Traditionally, the Pyrenees - and especially our eastern section - were a single continuum as far as culture goes. This was true for the first stone-age inhabitants and also with the later Basques before they went off west to what is now the Basque Country.

dolmen
A 4000BC dolmen near Andorra, in Solsona(Catalonia)

Contacts with southern France, both Provençal and Catalan-speaking, were numerous during the middle ages and up to the last century. However, they have gone continuously downhill since the 1950's, to the point where each year fewer and fewer Andorran students go to Toulouse or Montpelier to university. This can be explained in part by the fact that we (in Andorra) have had heavy immigration, mostly from Catalonia, and that these immigrant populations maintain strong family ties.

From a Tux point of view, this is not much of a problem since Catalonia has since the beginning been much more involved in the Linux phenomenon than France. As the French admit themselves, their pioneering Minitel computer terminal system was an adverse factor toward their integrating the Internet community - and we all now how much that has been important for Linux.

Catalonia has long had problems in getting Microsoft to translate software into Catalan, which is the original and now a co-official language in Catalonia. Ibiza (or Eivissa in Catalan spelling) party-goers please note that Catalan is also the original language in the Balear islands - not Spanish or German! :-)

The local government (the Generalitat de Catalunya) has often had to pay MS for the right to translate, for example for Windows 95 or Office 97. Even getting a Catalan spell-checker has been difficult up to Office 2000.

Naturally, this has not been the case for GPL'd software. KDE has been going the right way for many years now, with the help of volunteers all over Catalonia and Valencia and no official support. Same for Gnome, though on a lower key.

A catalan company called EduSoft has been active in translating both GPL'd and Windows software. They keep up-to-date on OpenOffice.

KDE
The catalan version of KDE 3.1 (and Gimp)

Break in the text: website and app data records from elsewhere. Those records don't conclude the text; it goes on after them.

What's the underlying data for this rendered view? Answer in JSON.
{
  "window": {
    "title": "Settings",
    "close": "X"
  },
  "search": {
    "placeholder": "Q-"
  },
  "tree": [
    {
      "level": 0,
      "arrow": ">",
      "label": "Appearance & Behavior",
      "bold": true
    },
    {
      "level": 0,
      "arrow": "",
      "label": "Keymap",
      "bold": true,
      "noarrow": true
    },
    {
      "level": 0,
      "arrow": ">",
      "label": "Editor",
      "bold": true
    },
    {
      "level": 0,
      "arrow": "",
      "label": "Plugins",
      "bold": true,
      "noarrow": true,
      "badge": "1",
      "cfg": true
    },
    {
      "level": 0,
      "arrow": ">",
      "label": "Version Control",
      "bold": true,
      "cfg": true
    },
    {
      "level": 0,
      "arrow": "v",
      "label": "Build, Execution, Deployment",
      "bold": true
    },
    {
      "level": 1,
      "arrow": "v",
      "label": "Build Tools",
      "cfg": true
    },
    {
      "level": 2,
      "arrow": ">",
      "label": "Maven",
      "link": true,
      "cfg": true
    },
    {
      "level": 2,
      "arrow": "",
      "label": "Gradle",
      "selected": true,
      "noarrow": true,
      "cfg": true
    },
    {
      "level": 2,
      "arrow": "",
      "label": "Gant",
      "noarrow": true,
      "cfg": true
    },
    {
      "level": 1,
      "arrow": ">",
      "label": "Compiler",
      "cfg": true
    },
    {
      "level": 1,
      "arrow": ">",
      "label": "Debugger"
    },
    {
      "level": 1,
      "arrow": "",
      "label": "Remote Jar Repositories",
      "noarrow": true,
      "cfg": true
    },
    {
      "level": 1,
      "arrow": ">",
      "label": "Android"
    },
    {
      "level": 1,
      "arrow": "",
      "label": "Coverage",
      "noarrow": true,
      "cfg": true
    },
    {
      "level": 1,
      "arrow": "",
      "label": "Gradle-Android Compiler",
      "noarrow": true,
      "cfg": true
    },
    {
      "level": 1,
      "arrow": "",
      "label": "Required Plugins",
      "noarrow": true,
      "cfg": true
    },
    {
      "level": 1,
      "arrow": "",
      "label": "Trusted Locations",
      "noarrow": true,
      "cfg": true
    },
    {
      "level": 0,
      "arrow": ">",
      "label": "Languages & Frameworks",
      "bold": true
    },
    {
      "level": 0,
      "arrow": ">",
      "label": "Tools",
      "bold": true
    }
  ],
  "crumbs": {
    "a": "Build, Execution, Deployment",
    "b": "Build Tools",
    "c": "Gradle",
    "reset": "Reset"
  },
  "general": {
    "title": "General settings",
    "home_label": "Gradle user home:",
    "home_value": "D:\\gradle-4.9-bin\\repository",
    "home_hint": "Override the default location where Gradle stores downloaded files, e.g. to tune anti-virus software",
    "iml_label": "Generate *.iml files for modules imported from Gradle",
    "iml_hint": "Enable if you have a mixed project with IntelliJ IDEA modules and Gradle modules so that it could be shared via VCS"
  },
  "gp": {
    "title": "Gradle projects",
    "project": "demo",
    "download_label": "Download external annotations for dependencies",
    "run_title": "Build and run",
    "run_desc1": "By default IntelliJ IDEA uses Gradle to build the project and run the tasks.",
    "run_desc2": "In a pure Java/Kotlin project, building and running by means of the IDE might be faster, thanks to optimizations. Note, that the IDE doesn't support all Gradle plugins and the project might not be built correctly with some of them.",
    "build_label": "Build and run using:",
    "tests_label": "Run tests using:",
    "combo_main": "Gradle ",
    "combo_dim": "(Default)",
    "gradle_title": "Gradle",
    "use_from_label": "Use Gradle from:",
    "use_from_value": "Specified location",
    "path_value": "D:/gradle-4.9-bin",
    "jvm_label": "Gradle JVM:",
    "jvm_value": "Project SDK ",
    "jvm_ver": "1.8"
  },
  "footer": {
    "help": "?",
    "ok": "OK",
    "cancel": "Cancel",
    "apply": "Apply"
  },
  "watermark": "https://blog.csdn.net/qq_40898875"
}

Mandrake and SuSE have been the distributions with best support for Catalan. This is logical enough, since they are both european - and one of the strongest suits of Europe is precisely languages. One of the demos that really take the s*** out of Windows systems admins is installing a full Linux server in under 15 minutes, with the setup program in Catalan straight from the first screen. For many of them, it is the first time they see software with the menus in Catalan. When they see me select the Andorran time locale, they go wild :-)

All in all, adding Catalan support to Linux was not too hard. The major problem for regional languages around the world is often their alphabet. Catalan is a latin language similar to Italian, Spanish or Provençal, and as such can be written with the basic alphabet plus accents (àèìòù éíú) and the c-cédille (ç). This can be done with a straight iso-8859-1 (Western Europe) encoding. Linux, as its Unix ancestor, is much better equiped to add locales than many other OSs.

Future trends

My guess is that Linux use will probably come to a balance with Windows here in Andorra. It is already strong in servers, and coming into the desktop market.

However, as I see it the main penetration will be with other GPL'd end-user software such as the OpenOffice suite, when the Government finally gets down to cracking down on pirate software. Unfortunately, the Andorran market is too small for MicroSoft to take as a serious piracy threat ... as yet. :-)

My place
Taking care of Nature, with help from our woolly friends

A further direction that interests me personally is using Linux in environment-control systems (optimizing central-heating, controlling heat loss, monoring water quality) with low-power battery-powered devices. The Pyrenees have long been living mainly off tourism, and awareness of Ecology and Nature has been increasing over recent years.

 

[BIO] Alan teaches CS in Andorra at high-school and university levels. His hobbies include science photography (both digital and traditional), trekking, rock and processor collecting.